Для проверки показаний Деменевой я произвел обыск в ее доме, а также дополнительный обыск и на квартире Зинченко. При этом были обнаружены и изъяты все вещи убитого — даже трость и сумка. Вещи опознаны родственниками Хмелева.

Ни о чем об этом Зинченко даже не догадывался, считая, что следствие ведется лишь в связи с поджогами. Но мы не спешили говорить с ним об этом. Надо было все тщательно взвесить.

Ну, а если Зинченко заявит, что купил все указанные вещи на рынке, у неизвестного лица? Чем это можно опровергнуть? Показания же Деменевой Зинченко мог опорочить, заявив, что она наговаривает на него из-за плохих отношений между ними. С другой стороны, поскольку часть вещей убитого была найдена у Деменевой, Зинченко мог заявить, что не знает ничего об этих вещах, а появились они, мол, не у него, а у самой Деменевой.

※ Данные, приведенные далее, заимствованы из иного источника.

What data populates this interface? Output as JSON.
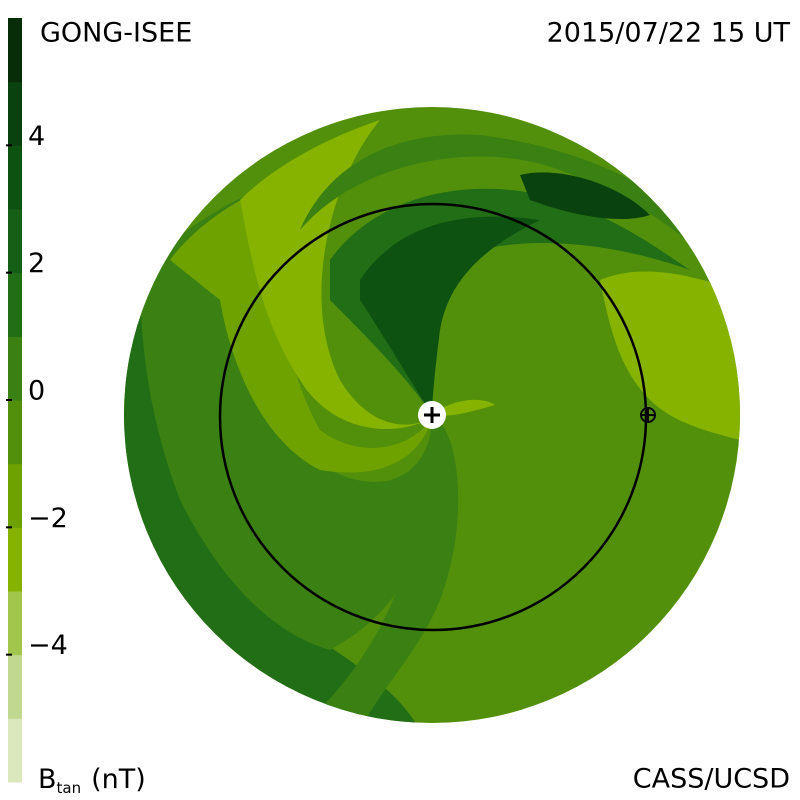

Надо было детально обдумать тактику допроса Зинченко по убийству с тем, чтобы правильно использовать имевшиеся у нас улики. Решено было сделать так: допросить Зинченко по поводу вещей убитого в числе вообще всех изъятых у него вещей при обыске, и к убийству отношения не имевших. И, естественно, Зинченко просчитался: отвечая на вопросы о появлении у него разных вещей — шинели, бушлата, приемника, в том числе трости, полушубка и других, принадлежавших Хмелеву, обвиняемый заявил, что полушубок он купил на ранке в Разгуляе в 1955 году, трость нашел в трамвае в 1959 году, пиджак купил у пьяного в 1957 году и так далее. То есть появление у него вещей убитого Хмелева Зинченко отнес к разным срокам.